NITI-Aayog has announced that the methanol cooking program will be extended to one million households in Uttar Pradesh, Maharashtra, Gujarat, Telangana, Andhra Pradesh, Goa, Karnataka, Jharkhand and Manipur. Methanol, according to the representative of Methanol Institute India, is an excellent carrier of hydrogen due to its chemical properties. “The Ministry of New and Renewable Energy (MNRE) is working on India’s Hydrogen Mission to explore how to alleviate transportation and storage issues and support the immediate adoption of hydrogen,” she explained.
The MNRE studies, among other things, commercial aspects and tariffs. Sethi said the Delhi government has issued a directive to use alternative fuel generators instead of diesel generators, which have been banned due to pollution.
“One of the effective alternative energy solutions that can be included in the list of alternative sources is methanol. We have requested the Delhi government to investigate methanol generators. It may be considered by other states with higher levels of pollution, she says.
Kirloskar Oil Engines Ltd has started testing methanol generator sets. According to NITI-Aayog, Kirloskar converted a 5 KW generator to run entirely on methanol. It is now collaborating with Dor Chemicals in Israel to convert generator sets with a capacity ranging from 150 to 300 KVA/KW. Ashok Leyland has started a methanol pilot project.
In addition, five high ash coal-based methanol plants, five dimethyl ether plants and a natural gas-based methanol production plant with a capacity of 20 million tons per year are planned to be built under of a joint venture with Israel, according to NITI. -Aayog.
Cochin Shipyard Limited is building three ships and seven freighters for the Inland Inland Waterways Authority which will use methanol as marine fuel. Methanol, according to Sethi, is also used in power generation, and the Indian military has been using methanol fuel cells for some time. The National Thermal Power Corporation has announced a green methanol pilot project in Vindhyachal and plans to expand it, she said.
Thermax Ltd has successfully developed a 5 KW methanol-based reformer on a direct methanol fuel cell, according to NITI-Aayog (DMFC). This module is tested for use in mobile towers to replace DG sets.
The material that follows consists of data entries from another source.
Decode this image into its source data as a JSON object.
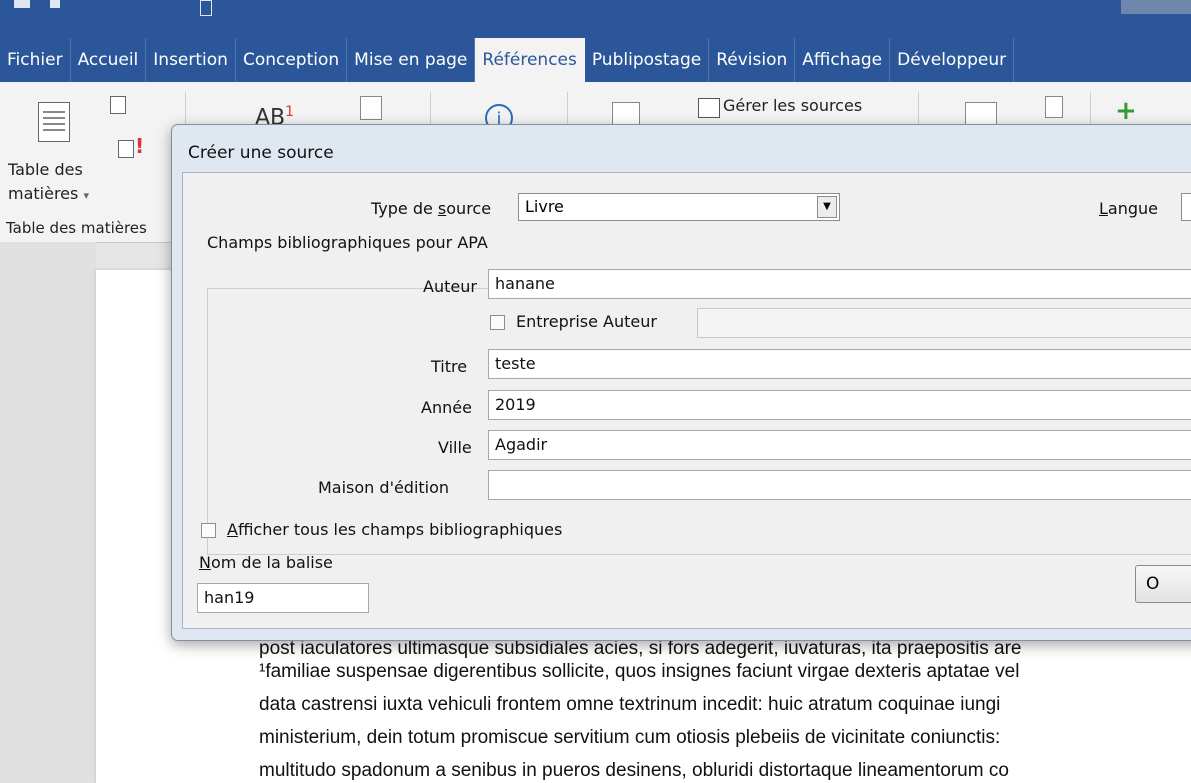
{
  "ribbon_tabs": [
    "Fichier",
    "Accueil",
    "Insertion",
    "Conception",
    "Mise en page",
    "Références",
    "Publipostage",
    "Révision",
    "Affichage",
    "Développeur"
  ],
  "ribbon": {
    "toc_label_1": "Table des",
    "toc_label_2": "matières",
    "toc_dropdown": "▾",
    "toc_group": "Table des matières",
    "ab_text": "AB",
    "ab_sup": "1",
    "manage_sources": "Gérer les sources"
  },
  "dialog": {
    "title": "Créer une source",
    "source_type_label_pre": "Type de ",
    "source_type_label_u": "s",
    "source_type_label_post": "ource",
    "source_type_value": "Livre",
    "language_label_u": "L",
    "language_label_post": "angue",
    "biblio_group": "Champs bibliographiques pour APA",
    "fields": {
      "author_label": "Auteur",
      "author_value": "hanane",
      "corporate_author_label": "Entreprise Auteur",
      "title_label": "Titre",
      "title_value": "teste",
      "year_label": "Année",
      "year_value": "2019",
      "city_label": "Ville",
      "city_value": "Agadir",
      "publisher_label": "Maison d'édition",
      "publisher_value": ""
    },
    "show_all_u": "A",
    "show_all_post": "fficher tous les champs bibliographiques",
    "tag_label_u": "N",
    "tag_label_post": "om de la balise",
    "tag_value": "han19",
    "ok_button": "O"
  },
  "document_lines": [
    "¹familiae suspensae digerentibus sollicite, quos insignes faciunt virgae dexteris aptatae vel",
    "data castrensi iuxta vehiculi frontem omne textrinum incedit: huic atratum coquinae iungi",
    "ministerium, dein totum promiscue servitium cum otiosis plebeiis de vicinitate coniunctis:",
    "multitudo spadonum a senibus in pueros desinens, obluridi distortaque lineamentorum co"
  ],
  "document_partial_line": "post iaculatores ultimasque subsidiales acies, si fors adegerit, iuvaturas, ita praepositis are"
}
According to Sethi, private stakeholders want to know more about the usefulness of methanol and are studying these applications in India. To help achieve the 20% ethanol goal, the industry is considering blending ethanol with methanol.
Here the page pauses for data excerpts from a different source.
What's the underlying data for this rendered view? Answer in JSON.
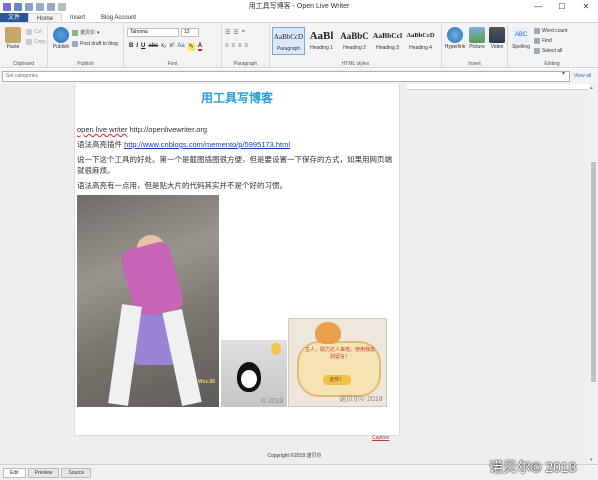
{
  "window": {
    "title": "用工具写博客 - Open Live Writer",
    "btn_min": "—",
    "btn_max": "☐",
    "btn_close": "✕"
  },
  "tabs": {
    "file": "文件",
    "home": "Home",
    "insert": "Insert",
    "blog_account": "Blog Account"
  },
  "ribbon": {
    "clipboard": {
      "label": "Clipboard",
      "paste": "Paste",
      "cut": "Cut",
      "copy": "Copy"
    },
    "publish": {
      "label": "Publish",
      "publish": "Publish",
      "account": "诺贝尔",
      "post_draft": "Post draft to blog"
    },
    "font": {
      "label": "Font",
      "family": "Tahoma",
      "size": "12",
      "bold": "B",
      "italic": "I",
      "underline": "U",
      "strike": "abc",
      "sub": "x₂",
      "sup": "x²",
      "clear": "Aa",
      "color": "A"
    },
    "paragraph": {
      "label": "Paragraph"
    },
    "styles": {
      "label": "HTML styles",
      "items": [
        {
          "name": "Paragraph",
          "preview": "AaBbCcD"
        },
        {
          "name": "Heading 1",
          "preview": "AaBl"
        },
        {
          "name": "Heading 2",
          "preview": "AaBbC"
        },
        {
          "name": "Heading 3",
          "preview": "AaBbCcl"
        },
        {
          "name": "Heading 4",
          "preview": "AaBbCcD"
        }
      ]
    },
    "insert": {
      "label": "Insert",
      "hyperlink": "Hyperlink",
      "picture": "Picture",
      "video": "Video"
    },
    "editing": {
      "label": "Editing",
      "spelling": "Spelling",
      "word_count": "Word count",
      "find": "Find",
      "select_all": "Select all"
    }
  },
  "categories": {
    "placeholder": "Set categories",
    "view_all": "View all"
  },
  "post": {
    "title": "用工具写博客",
    "p1_text": "open live writer",
    "p1_link": "http://openlivewriter.org",
    "p2_text": "语法高亮插件",
    "p2_link": "http://www.cnblogs.com/memento/p/5995173.html",
    "p3": "说一下这个工具的好处。第一个是截图插图很方便，但是要设置一下保存的方式，如果用网页端就很麻烦。",
    "p4": "语法高亮有一点用，但是贴大片的代码其实并不是个好的习惯。",
    "photo_wm": "Wxz.86",
    "qq_wm": "© 2018",
    "dog_msg": "主人，助力达人来啦，使用我去别留言！",
    "dog_ok": "走你！",
    "dog_wm": "诺贝尔© 2018",
    "red_link": "Caption",
    "copyright": "Copyright ©2018 诺贝尔"
  },
  "bottom_tabs": {
    "edit": "Edit",
    "preview": "Preview",
    "source": "Source"
  },
  "watermark": "诺贝尔© 2018"
}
“Industry is looking at methanol to ease pressure on ethanol supplies and make the fuel more cost effective. Other parts of the world are experimenting with ethanol-methanol blends. Italy is working on A20 blends with 15% methanol and 5% ethanol in gasoline engines”, she says.
Attempts are being made to use additives to mix methanol and diesel. Methanol can be blended with diesel, according to Tim Chan, associate director, government and public affairs (Asia and Middle East), Methanol Institute. “Successful trials with a 15% methanol diesel blend have been conducted,” he said.
Sethi said to help the country in its energy transition and achieve a net zero vision, the Center should send strong policy signals similar to Europe, which offers carbon credits and incentives while penalizing defaulters in the industry. methanol. “There is a need to move the alternative fuels agenda forward by sending a strong message to diversify India’s energy mix, and methanol will play a role in this,” Seti said.
According to NITI-Aayog, saving methanol will generate nearly five million jobs, while blending dimethyl ether in LPG will save Rs 6,000 crore per year. The consumer could save between Rs 50 and Rs 100 per cylinder.